У Нимрама заложило уши. Самолет пошел на снижение. Помолчав минуту, Нимрам сказал:
— Строго говоря, я тоже был с вами не совсем искренен. На самом деле я не бизнесмен.
Она заглянула ему в лицо с детским жадным любопытством.
— На самом деле я дирижер симфонического оркестра.
— Правда? — Она насупилась, приглядываясь, не лжет ли он: — Как ваша фамилия?
— Нимрам. Бенджамин Нимрам.
Она прищурила глаза и опять смущенно посмотрела в сторону. Нимрам видел, что она лихорадочно роется в памяти.
— По-моему, я ваше имя слышала, — проговорила она.
— Sic transit gloria mundi [29] , — с шуточным сокрушением произнес Нимрам.
Она с улыбкой откинула волосы со лба.
— Я знаю, что это значит.
Зажегся сигнал «Не курить». Внизу, мерцая огнями, разворачивалась земля.
В зале аэропорта О’Хэйра он сразу разглядел в толчее жену — она стояла неподвижно и улыбалась, берет и пальто на ней были темно-красные, почти черные. Он заспешил к ней. Вот она его заметила — неподвижная картина вдруг нарушилась, будто ожило очень старое живописное полотно, — подняла руку, помахала, вернулась в настоящее время и шагнула ему навстречу. Он снял и сложил темные очки.
29
Так проходит мирская слава (лат.).
— Бен! — радостно воскликнула она, и они обнялись. — Милый, у тебя ужасный вид! — Она отступила на шаг, осмотрела его и снова обняла. — По телевизору передавали, что в Лос-Анджелесе была страшная гроза, такой не помнят. Я ужасно волновалась!
— Ну-ну, — он, успокаивая, прижал ее к себе. — Как тебе гостилось у мамы с папой?
— А вы-то как долетели? Болтало, должно быть, ужасно? А за Трикси приехали из питомника?
Он взял ее за руку, и они, шагая широко и в ногу, пошли на стоянку.
— С Трикси все чудесно, и долетели мы чудесно, и вообще все чудесно.
Она насмешливо запрокинула голову и спросила:
— Ты что, пьян, Бенджамин?
Они, не сбавляя хода, обошли чету пререкающихся стариков с палочками.
— Я познакомился с одной девушкой, — сказал он.
Она пытливо заглянула ему в глаза.
— Хорошенькая?
Спросила, поддразнивая, шутя; но что-то в ней по-ястребиному насторожилось.
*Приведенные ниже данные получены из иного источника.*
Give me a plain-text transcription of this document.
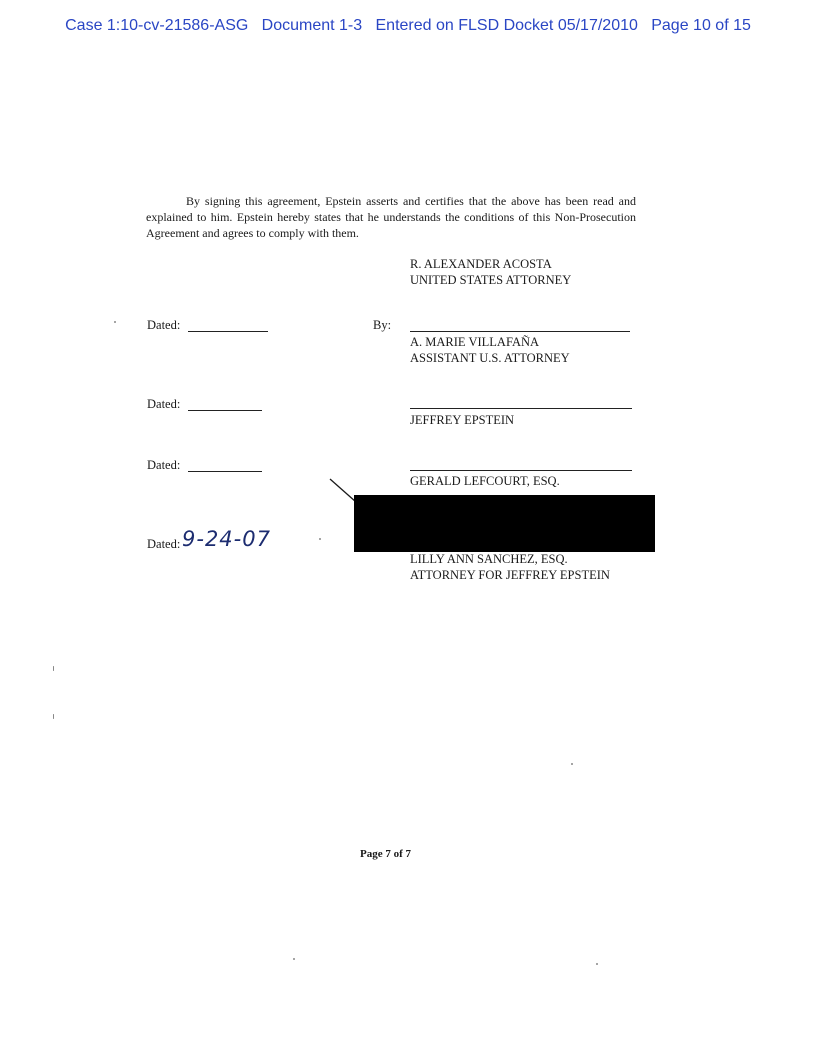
Case 1:10-cv-21586-ASG Document 1-3 Entered on FLSD Docket 05/17/2010 Page 10 of 15
By signing this agreement, Epstein asserts and certifies that the above has been read and explained to him. Epstein hereby states that he understands the conditions of this Non-Prosecution Agreement and agrees to comply with them.
R. ALEXANDER ACOSTA
UNITED STATES ATTORNEY
Dated:	By:
A. MARIE VILLAFAÑA
ASSISTANT U.S. ATTORNEY
Dated:
JEFFREY EPSTEIN
Dated:
GERALD LEFCOURT, ESQ.
Dated: 9-24-07
LILLY ANN SANCHEZ, ESQ.
ATTORNEY FOR JEFFREY EPSTEIN
Page 7 of 7
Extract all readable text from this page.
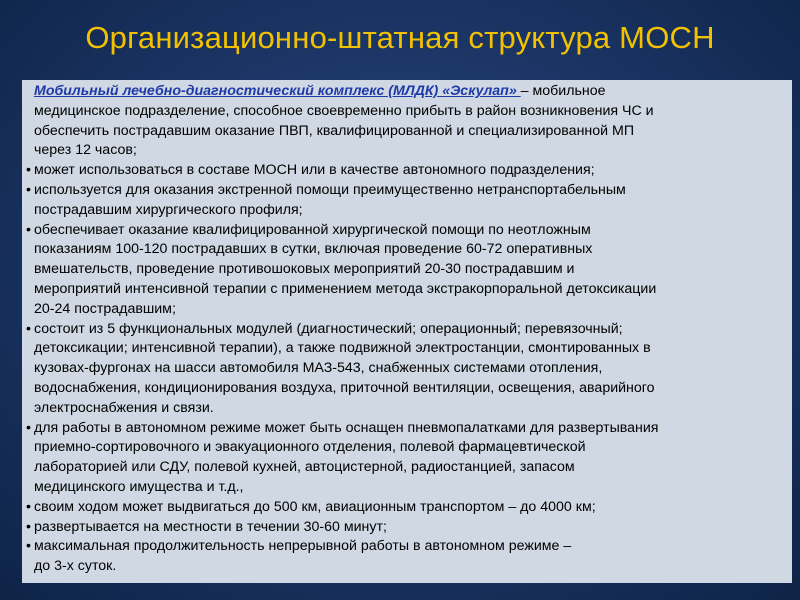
Организационно-штатная структура МОСН
Мобильный лечебно-диагностический комплекс (МЛДК) «Эскулап» – мобильное
медицинское подразделение, способное своевременно прибыть в район возникновения ЧС и
обеспечить пострадавшим оказание ПВП, квалифицированной и специализированной МП
через 12 часов;
• может использоваться в составе МОСН или в качестве автономного подразделения;
• используется для оказания экстренной помощи преимущественно нетранспортабельным
пострадавшим хирургического профиля;
• обеспечивает оказание квалифицированной хирургической помощи по неотложным
показаниям 100-120 пострадавших в сутки, включая проведение 60-72 оперативных
вмешательств, проведение противошоковых мероприятий 20-30 пострадавшим и
мероприятий интенсивной терапии с применением метода экстракорпоральной детоксикации
20-24 пострадавшим;
• состоит из 5 функциональных модулей (диагностический; операционный; перевязочный;
детоксикации; интенсивной терапии), а также подвижной электростанции, смонтированных в
кузовах-фургонах на шасси автомобиля МАЗ-543, снабженных системами отопления,
водоснабжения, кондиционирования воздуха, приточной вентиляции, освещения, аварийного
электроснабжения и связи.
• для работы в автономном режиме может быть оснащен пневмопалатками для развертывания
приемно-сортировочного и эвакуационного отделения, полевой фармацевтической
лабораторией или СДУ, полевой кухней, автоцистерной, радиостанцией, запасом
медицинского имущества и т.д.,
• своим ходом может выдвигаться до 500 км, авиационным транспортом – до 4000 км;
• развертывается на местности в течении 30-60 минут;
• максимальная продолжительность непрерывной работы в автономном режиме –
до 3-х суток.
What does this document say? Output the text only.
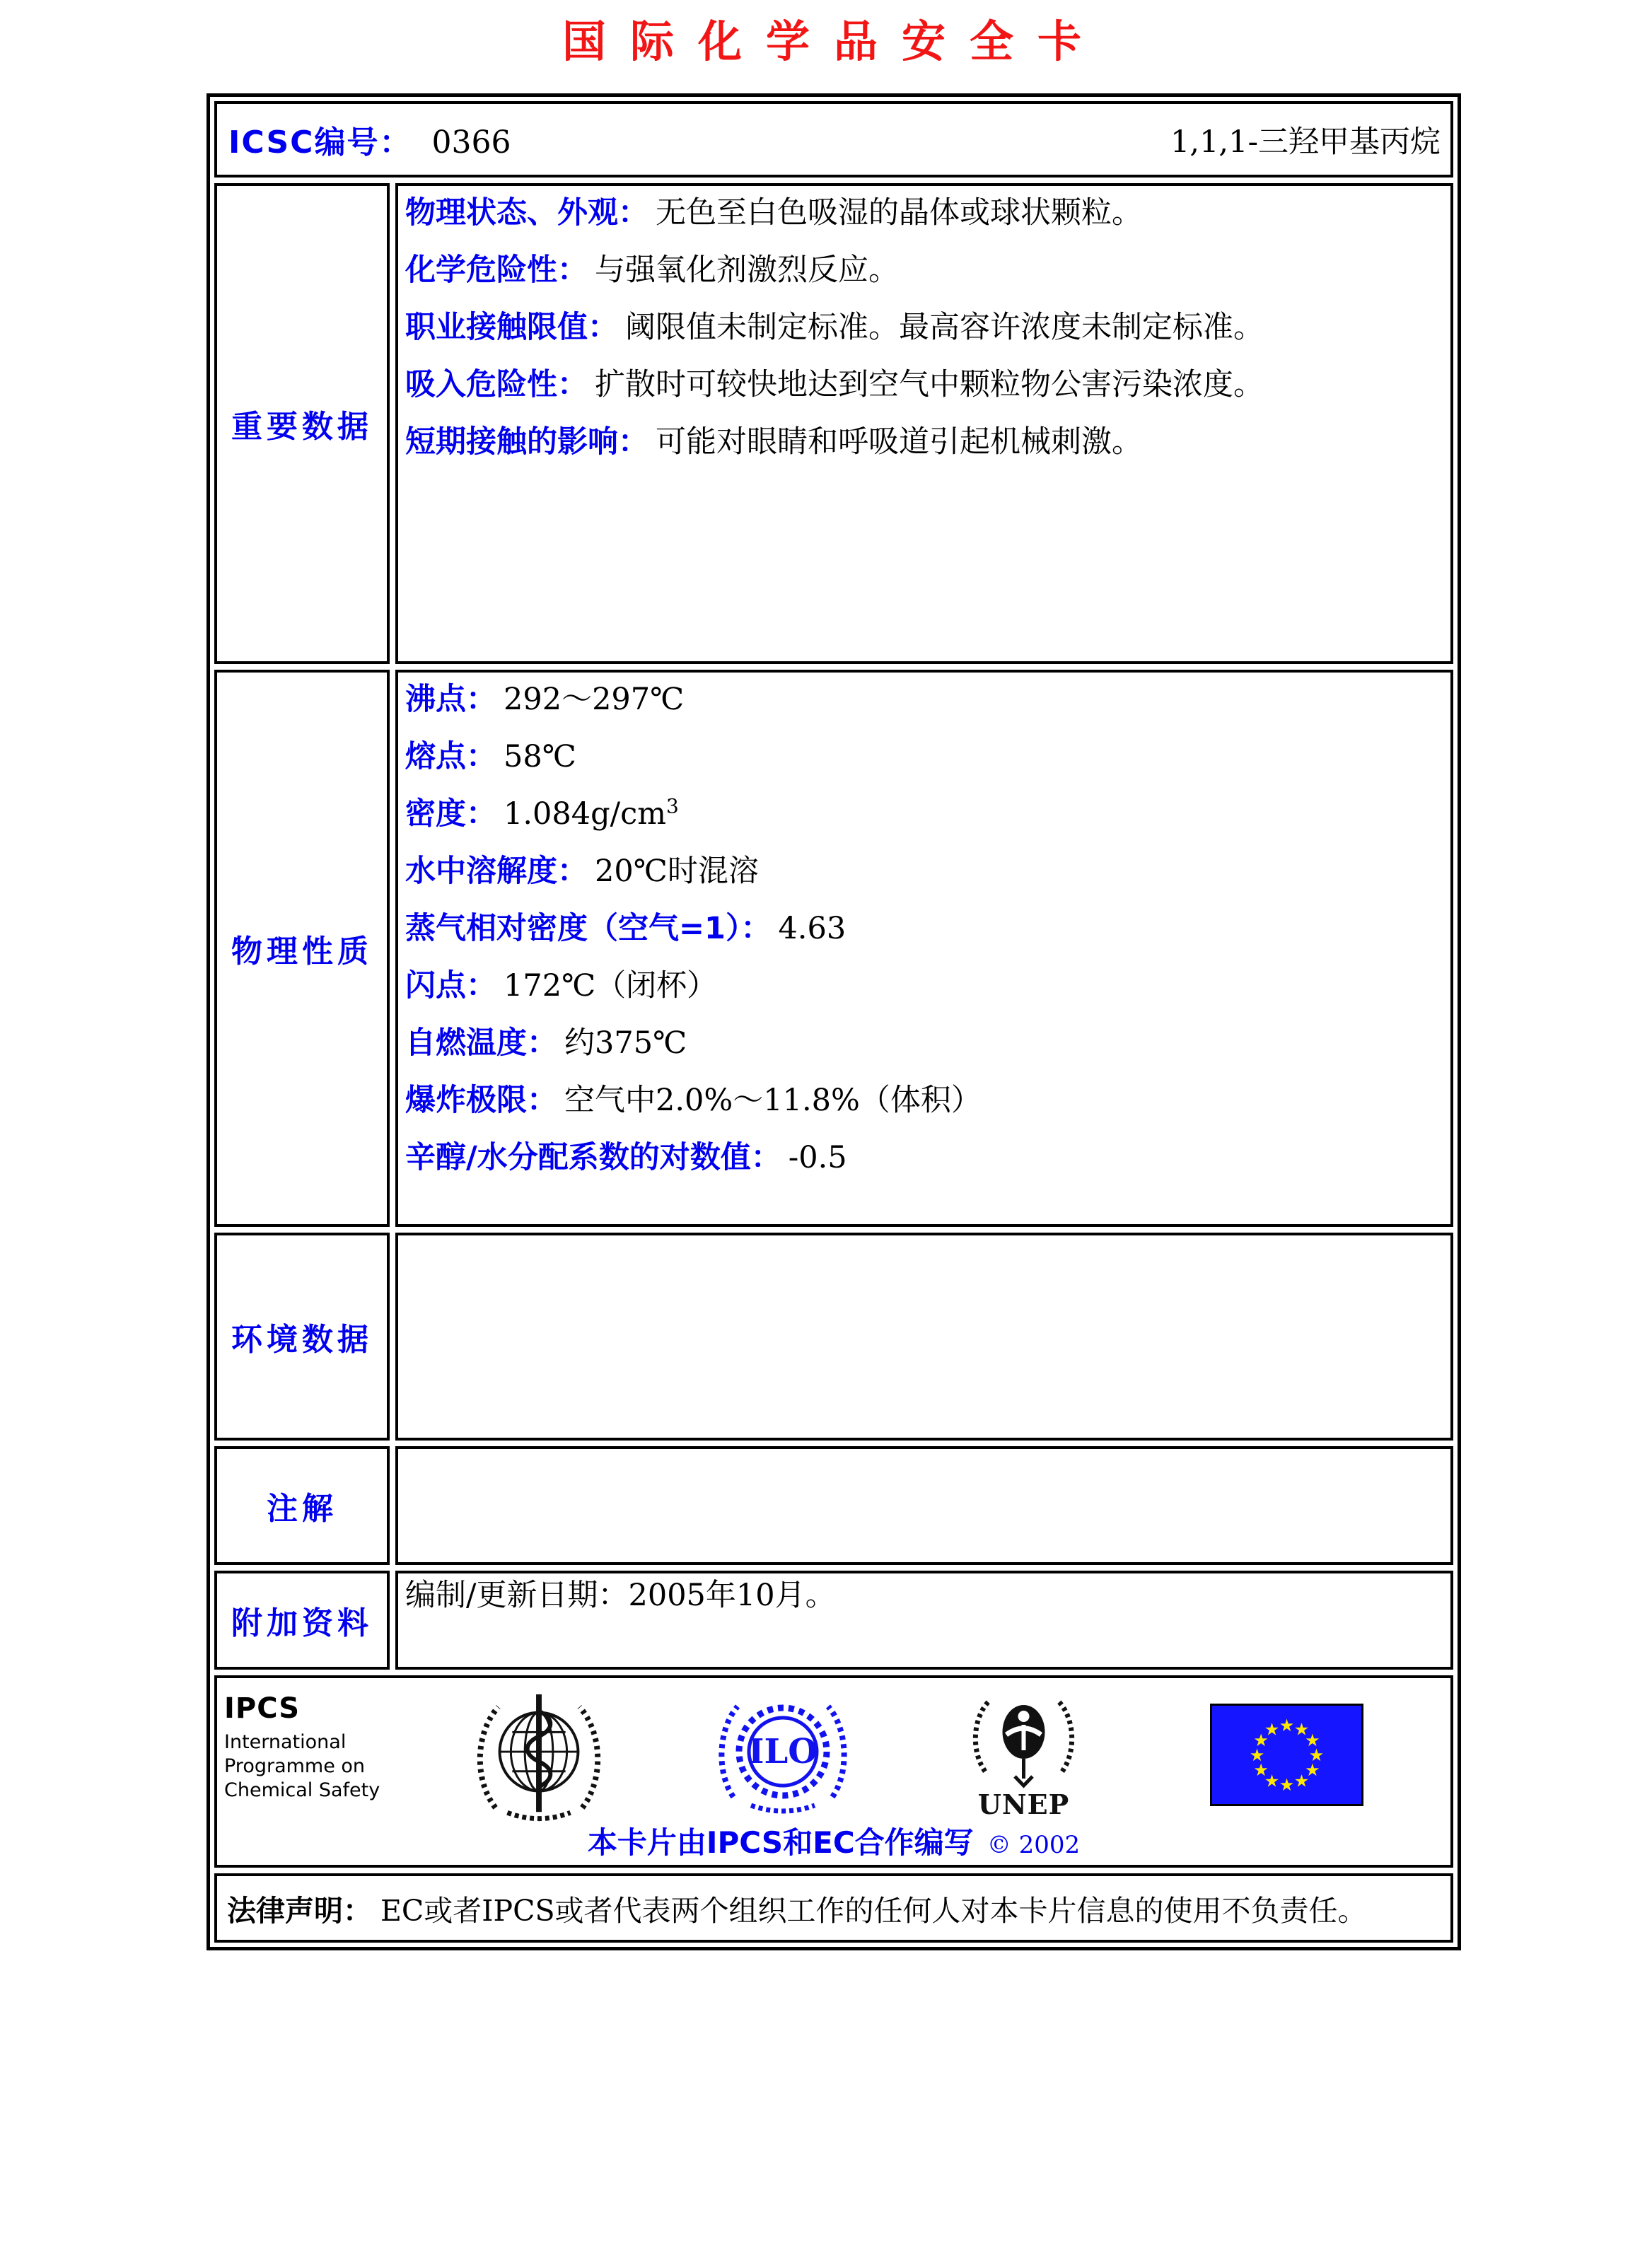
国际化学品安全卡
ICSC编号： 0366	1,1,1-三羟甲基丙烷
重要数据
物理状态、外观： 无色至白色吸湿的晶体或球状颗粒。
化学危险性： 与强氧化剂激烈反应。
职业接触限值： 阈限值未制定标准。最高容许浓度未制定标准。
吸入危险性： 扩散时可较快地达到空气中颗粒物公害污染浓度。
短期接触的影响： 可能对眼睛和呼吸道引起机械刺激。
物理性质
沸点： 292～297℃
熔点： 58℃
密度： $1.084g/cm^3$
水中溶解度： 20℃时混溶
蒸气相对密度（空气=1）： 4.63
闪点： 172℃（闭杯）
自燃温度： 约375℃
爆炸极限： 空气中2.0%～11.8%（体积）
辛醇/水分配系数的对数值： -0.5
环境数据
注解
附加资料
编制/更新日期：2005年10月。
IPCS
International
Programme on
Chemical Safety
ILO
UNEP
★ ★
★
★
★
★
★
★
★
★
★
★
本卡片由IPCS和EC合作编写 © 2002
法律声明： EC或者IPCS或者代表两个组织工作的任何人对本卡片信息的使用不负责任。
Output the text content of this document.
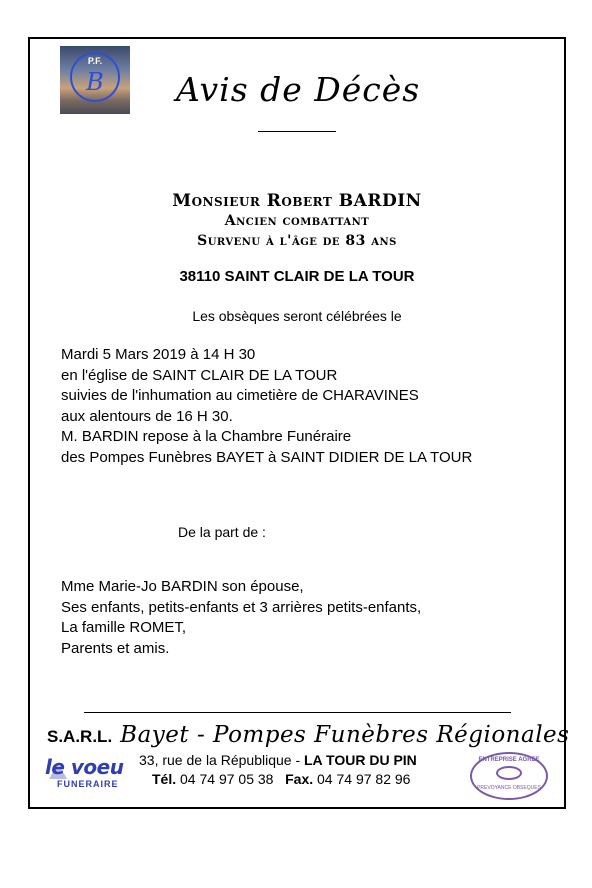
P.F.
B	Avis de Décès
Monsieur Robert BARDIN
Ancien combattant
Survenu à l'âge de 83 ans
38110 SAINT CLAIR DE LA TOUR
Les obsèques seront célébrées le
Mardi 5 Mars 2019 à 14 H 30
en l'église de SAINT CLAIR DE LA TOUR
suivies de l'inhumation au cimetière de CHARAVINES
aux alentours de 16 H 30.
M. BARDIN repose à la Chambre Funéraire
des Pompes Funèbres BAYET à SAINT DIDIER DE LA TOUR
De la part de :
Mme Marie-Jo BARDIN son épouse,
Ses enfants, petits-enfants et 3 arrières petits-enfants,
La famille ROMET,
Parents et amis.
S.A.R.L. Bayet - Pompes Funèbres Régionales
33, rue de la République - LA TOUR DU PIN
Tél. 04 74 97 05 38 Fax. 04 74 97 82 96
le voeu
FUNERAIRE
ENTREPRISE AGREE
PREVOYANCE OBSEQUES
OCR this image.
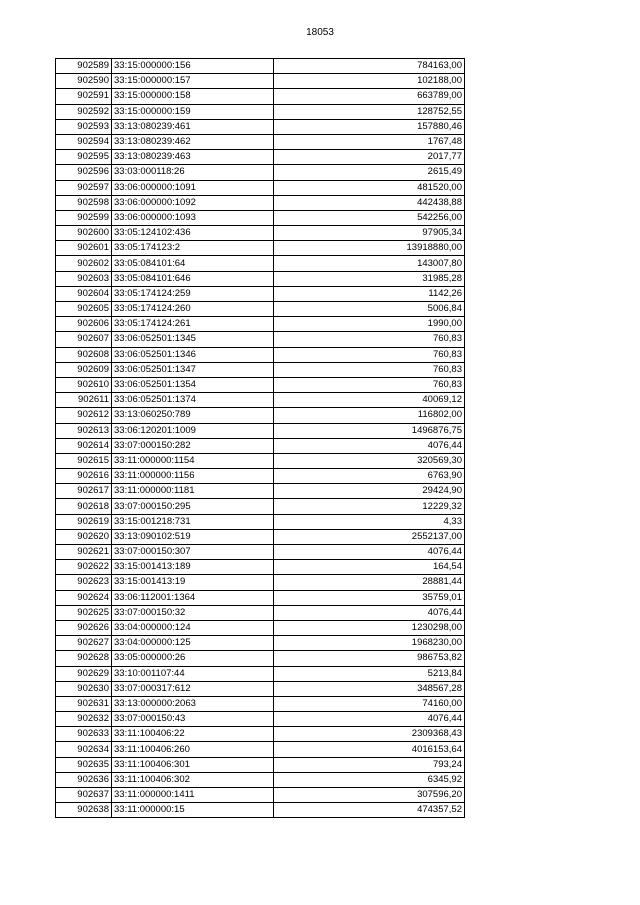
18053
902589	33:15:000000:156	784163,00
902590	33:15:000000:157	102188,00
902591	33:15:000000:158	663789,00
902592	33:15:000000:159	128752,55
902593	33:13:080239:461	157880,46
902594	33:13:080239:462	1767,48
902595	33:13:080239:463	2017,77
902596	33:03:000118:26	2615,49
902597	33:06:000000:1091	481520,00
902598	33:06:000000:1092	442438,88
902599	33:06:000000:1093	542256,00
902600	33:05:124102:436	97905,34
902601	33:05:174123:2	13918880,00
902602	33:05:084101:64	143007,80
902603	33:05:084101:646	31985,28
902604	33:05:174124:259	1142,26
902605	33:05:174124:260	5006,84
902606	33:05:174124:261	1990,00
902607	33:06:052501:1345	760,83
902608	33:06:052501:1346	760,83
902609	33:06:052501:1347	760,83
902610	33:06:052501:1354	760,83
902611	33:06:052501:1374	40069,12
902612	33:13:060250:789	116802,00
902613	33:06:120201:1009	1496876,75
902614	33:07:000150:282	4076,44
902615	33:11:000000:1154	320569,30
902616	33:11:000000:1156	6763,90
902617	33:11:000000:1181	29424,90
902618	33:07:000150:295	12229,32
902619	33:15:001218:731	4,33
902620	33:13:090102:519	2552137,00
902621	33:07:000150:307	4076,44
902622	33:15:001413:189	164,54
902623	33:15:001413:19	28881,44
902624	33:06:112001:1364	35759,01
902625	33:07:000150:32	4076,44
902626	33:04:000000:124	1230298,00
902627	33:04:000000:125	1968230,00
902628	33:05:000000:26	986753,82
902629	33:10:001107:44	5213,84
902630	33:07:000317:612	348567,28
902631	33:13:000000:2063	74160,00
902632	33:07:000150:43	4076,44
902633	33:11:100406:22	2309368,43
902634	33:11:100406:260	4016153,64
902635	33:11:100406:301	793,24
902636	33:11:100406:302	6345,92
902637	33:11:000000:1411	307596,20
902638	33:11:000000:15	474357,52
Этого следовало ожидать. Он до нее уже был два раза женат, и они с ним во всем такие разные, день и ночь. Откуда взяться уверенности? А он вспомнил, как ему тогда на минуту подумалось, что та девочка — Арлинина дочь. Рано или поздно, он знал, он непременно спросит ее об этом прямо; когда-нибудь, но не сейчас. «Ополоумели от страха», — повторил он про себя, и в углу его рта снова появилась суровая складочка. Ему представился Ноев ковчег, как огромное, слепое, бессмысленное существо, испуганно пробирающееся ощупью в ту сторону, откуда повеяло Араратом.
— Чересчур юная, — ответил он. — Совсем еще, можно сказать, не от мира сего.
Они шагали очень быстро, как всегда, легко и плавно обгоняя остальных. Нимрам на ходу иногда оглядывался через плечо, надеясь увидеть Анну Кертис. Глупая мысль, он понимал, ведь она будет идти последняя из последних, весело болтая, хотелось ему верить, или же опять «напуская на себя трагизм». Красные полы Арлининого пальто развевались, на щеках пылал румянец.
Анна Кертис, ступив на землю, сразу же узнала от отца, кто был ее добрый сосед в самолете. И на следующий вечер, когда Нимрам с Чикагским симфоническим оркестром исполнял Пятую симфонию Малера, она присутствовала в зрительном зале, сидела с родителями во втором амфитеатре. Они опоздали и вошли в зал, когда кончилась «Музыка на воде», которой Нимрам открыл программу. Ее отец получил билеты только в последнюю минуту, а ехать из их района в город было далеко. Они пробрались на свои места, пока оркестранты на сцене пересаживались, добавлялись новые инструменты, а те, что играли Генделя, со скрежетом сдвигали стулья к середине.